David Plouffe’s comments earlier this week that American voters don’t really care about things like high unemployment numbers and slow economic growth is apparently an official White House talking point, as this exchange between Jake Tapper and Press Secretary Jay Carney makes clear:
TAPPER: OK. And lastly, comments by Senior Adviser David Plouffe were criticized today. Earlier this week, he said, quote, “The average American does not view the economy through the prism of GDP or unemployment rates or even monthly jobs numbers. People won’t vote based on the unemployment rate, they’re going to vote based on how do I feel about my own situation: Do I believe the president makes decisions based on me and my family?”
And Republican frontrunner Mitt Romney said that those comments were — he suggested they were out of touch, and he said that if Plouffe worked for him, he would fire him.
CARNEY: Well, I understand that we’re engaged in the – or rather, the Republicans are engaged in a primary campaign, trying to get some media attention. I don’t know where, you know, the voters that some other folks might be talking to — but — or — but most people do not sit around their kitchen table and analyze GDP and unemployment numbers. They talk about how they feel their own economic situation is. And they measure it by whether they have a job, whether they have job security; whether their house – whether they’re meeting their house payment, whether their mortgage is underwater; whether they have the money to pay for their children’s education or they don’t; whether they’re dealing with a sick parent and can afford that, or whether they can’t.
They do not sit around analyzing The Wall Street Journal or other — or Bloomberg to look at the — you know, analyze the numbers. Now, maybe some folks do, but not most Americans. I think that’s the point David Plouffe was making; that’s the point the president was making just moments ago in his statement in the Rose Garden.

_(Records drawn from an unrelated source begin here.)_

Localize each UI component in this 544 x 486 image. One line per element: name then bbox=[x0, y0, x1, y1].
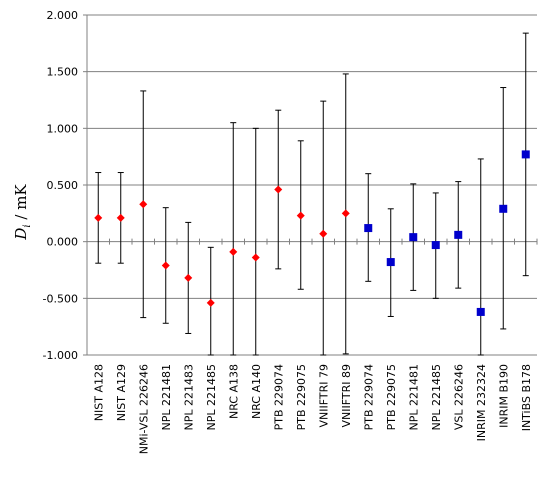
data-point-square bbox=[409, 233, 418, 242]
category-label: NMi-VSL 226246 bbox=[137, 364, 150, 454]
y-tick-label: -0.500 bbox=[43, 292, 78, 305]
data-point-diamond bbox=[139, 200, 148, 209]
data-markers bbox=[94, 150, 530, 316]
data-point-diamond bbox=[296, 211, 305, 220]
category-label: NPL 221481 bbox=[407, 364, 420, 430]
category-label: NPL 221481 bbox=[160, 364, 173, 430]
error-bars bbox=[95, 32, 529, 356]
category-label: NRC A138 bbox=[227, 364, 240, 419]
category-label: NPL 221485 bbox=[205, 364, 218, 430]
category-label: NRC A140 bbox=[250, 364, 263, 419]
category-label: VNIIFTRI 79 bbox=[317, 364, 330, 427]
category-label: NIST A129 bbox=[115, 364, 128, 421]
data-point-diamond bbox=[184, 273, 193, 282]
data-point-square bbox=[521, 150, 530, 159]
data-point-diamond bbox=[251, 253, 260, 262]
data-point-square bbox=[476, 307, 485, 316]
category-label: INTiBS B178 bbox=[520, 364, 533, 431]
y-tick-labels: 2.000 1.500 1.000 0.500 0.000 -0.500 -1.000 bbox=[43, 9, 78, 362]
data-point-diamond bbox=[116, 213, 125, 222]
category-label: PTB 229074 bbox=[272, 364, 285, 430]
data-point-square bbox=[364, 224, 373, 233]
y-tick-label: 0.000 bbox=[47, 236, 79, 249]
data-point-diamond bbox=[274, 185, 283, 194]
data-point-diamond bbox=[94, 213, 103, 222]
data-point-square bbox=[431, 241, 440, 250]
data-point-square bbox=[454, 230, 463, 239]
data-point-diamond bbox=[206, 298, 215, 307]
data-point-square bbox=[386, 258, 395, 267]
category-label: NPL 221483 bbox=[182, 364, 195, 430]
data-point-square bbox=[499, 204, 508, 213]
y-tick-label: 2.000 bbox=[47, 9, 79, 22]
data-point-diamond bbox=[229, 247, 238, 256]
category-label: PTB 229074 bbox=[362, 364, 375, 430]
category-label: NPL 221485 bbox=[430, 364, 443, 430]
category-label: PTB 229075 bbox=[385, 364, 398, 430]
y-tick-label: 1.000 bbox=[47, 122, 79, 135]
y-axis-title: Di / mK bbox=[12, 184, 33, 241]
category-label: NIST A128 bbox=[92, 364, 105, 421]
y-tick-label: 0.500 bbox=[47, 179, 79, 192]
category-labels: NIST A128 NIST A129 NMi-VSL 226246 NPL 2214… bbox=[92, 364, 533, 454]
category-label: VNIIFTRI 89 bbox=[340, 364, 353, 427]
y-tick-label: 1.500 bbox=[47, 66, 79, 79]
data-point-diamond bbox=[341, 209, 350, 218]
category-label: VSL 226246 bbox=[452, 364, 465, 430]
y-tick-label: -1.000 bbox=[43, 349, 78, 362]
category-label: INRIM 232324 bbox=[475, 364, 488, 441]
category-label: INRIM B190 bbox=[497, 364, 510, 428]
data-point-diamond bbox=[161, 261, 170, 270]
gridlines bbox=[83, 14, 538, 356]
data-point-diamond bbox=[319, 229, 328, 238]
category-label: PTB 229075 bbox=[295, 364, 308, 430]
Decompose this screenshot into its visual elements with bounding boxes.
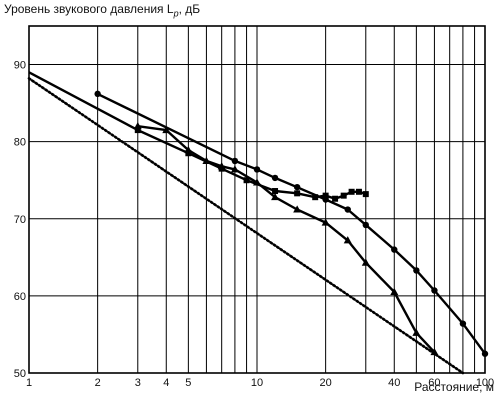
x-tick-label: 5 [185,377,191,389]
series-3-point [218,165,225,172]
x-axis-title: Расстояние, м [414,380,494,394]
series-2-point [230,165,239,173]
chart-title-text: Уровень звукового давления L [4,2,174,16]
series-3-point [355,188,362,195]
gridlines [29,26,486,374]
y-tick-label: 60 [14,291,26,303]
series-1-point [413,267,420,274]
series-2-point [271,192,280,201]
y-tick-label: 50 [14,368,26,380]
series-3-point [134,127,141,134]
x-tick-label: 1 [26,377,32,389]
series-1-point [431,287,438,294]
chart-title-unit: , дБ [178,2,201,16]
chart-title: Уровень звукового давления Lp, дБ [4,2,200,18]
series-3-point [332,195,339,202]
series-2-point [361,258,370,266]
series-2-point [162,125,171,134]
x-tick-label: 100 [476,377,494,389]
chart-title-subscript: p [173,8,179,19]
series-2-point [390,287,399,296]
x-tick-label: 3 [135,377,141,389]
series-3-point [294,190,301,197]
series-4-line [27,77,465,375]
series-3-point [322,192,329,199]
series-1-point [362,221,369,229]
series-1-point [293,183,301,191]
series-2-line [137,125,436,354]
series-3-point [312,194,319,201]
series-1-point [459,320,467,327]
series-1-point [253,166,261,173]
series-3-line [28,71,367,200]
series-1-point [271,174,279,182]
y-axis-ticks: 50 60 70 80 90 [14,60,26,380]
x-tick-label: 20 [320,377,332,389]
x-tick-label: 40 [388,377,400,389]
series-3-point [185,150,192,157]
series-3-point [340,192,347,199]
y-tick-label: 80 [14,137,26,149]
series-1-point [94,90,101,98]
x-tick-label: 10 [251,377,263,389]
x-tick-label: 2 [95,377,101,389]
series-3-point [272,188,279,195]
series-layer [27,71,489,375]
x-tick-label: 4 [163,377,169,389]
series-2-point [412,328,421,336]
y-tick-label: 90 [14,60,26,72]
series-2-point [321,218,330,226]
series-3-point [348,188,355,195]
y-tick-label: 70 [14,214,26,226]
x-axis-ticks: 1 2 3 4 5 10 20 40 60 100 [26,377,494,389]
x-tick-label: 60 [428,377,440,389]
series-2-point [343,236,352,244]
plot-frame [28,25,486,374]
series-3-point [243,177,250,184]
series-1-point [344,206,351,213]
series-1-point [481,350,489,357]
series-1-point [231,157,239,165]
series-2-point [293,205,302,213]
series-3-point [362,191,369,198]
series-1-line [97,92,486,355]
series-1-point [391,246,398,253]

Now on some level, Carney is correct, and so is Plouffe, that the average American does not spend their day sitting around discussing the latest economic statistics and whether they are good, bad, or indifferent. However, that doesn’t mean that those numbers are totally without meaning to them, especially when it comes to the important numbers like the Unemployment Rate and GDP. Given the fact that they get so much play in the news media, people are at least aware of these numbers, and I would think its fair to say that most Americans have a fair understanding of what they mean. Of course, it doesn’t take an economic genius to realize that something like today’s dismal unemployment report is bad news, and the fact that it was followed by a somewhat disjointed, hastily prepared, Rose Garden speech by the President and a stock sell-off likely got the point across pretty well.
Carney also has a point that people look t their individual circumstances primarily, but they also clearly take note of what’s going on around them. What they see right now is high unemployment, low job growth, slow economic growth, a housing market that has yet to fully recover from the natural result of an irrational asset bubble, and politicians in Washington who are more concerned with scoring partisan political points than solving the nations fiscal and economic problems. The result? Economic pessimism so bad that large numbers of people say they think we’re headed for another Great Depression, a general impression that economic conditions won’t get better any time soon, and, of course this:
Numbers like this aren’t just influenced by people’s individual economic circumstances, they’re influenced by what people see going on around them.
Of course the White House wants to put out the idea that the economic data isn’t important, because their only other option would be to try to defend their record and, judging by that same data, their record is one of failure.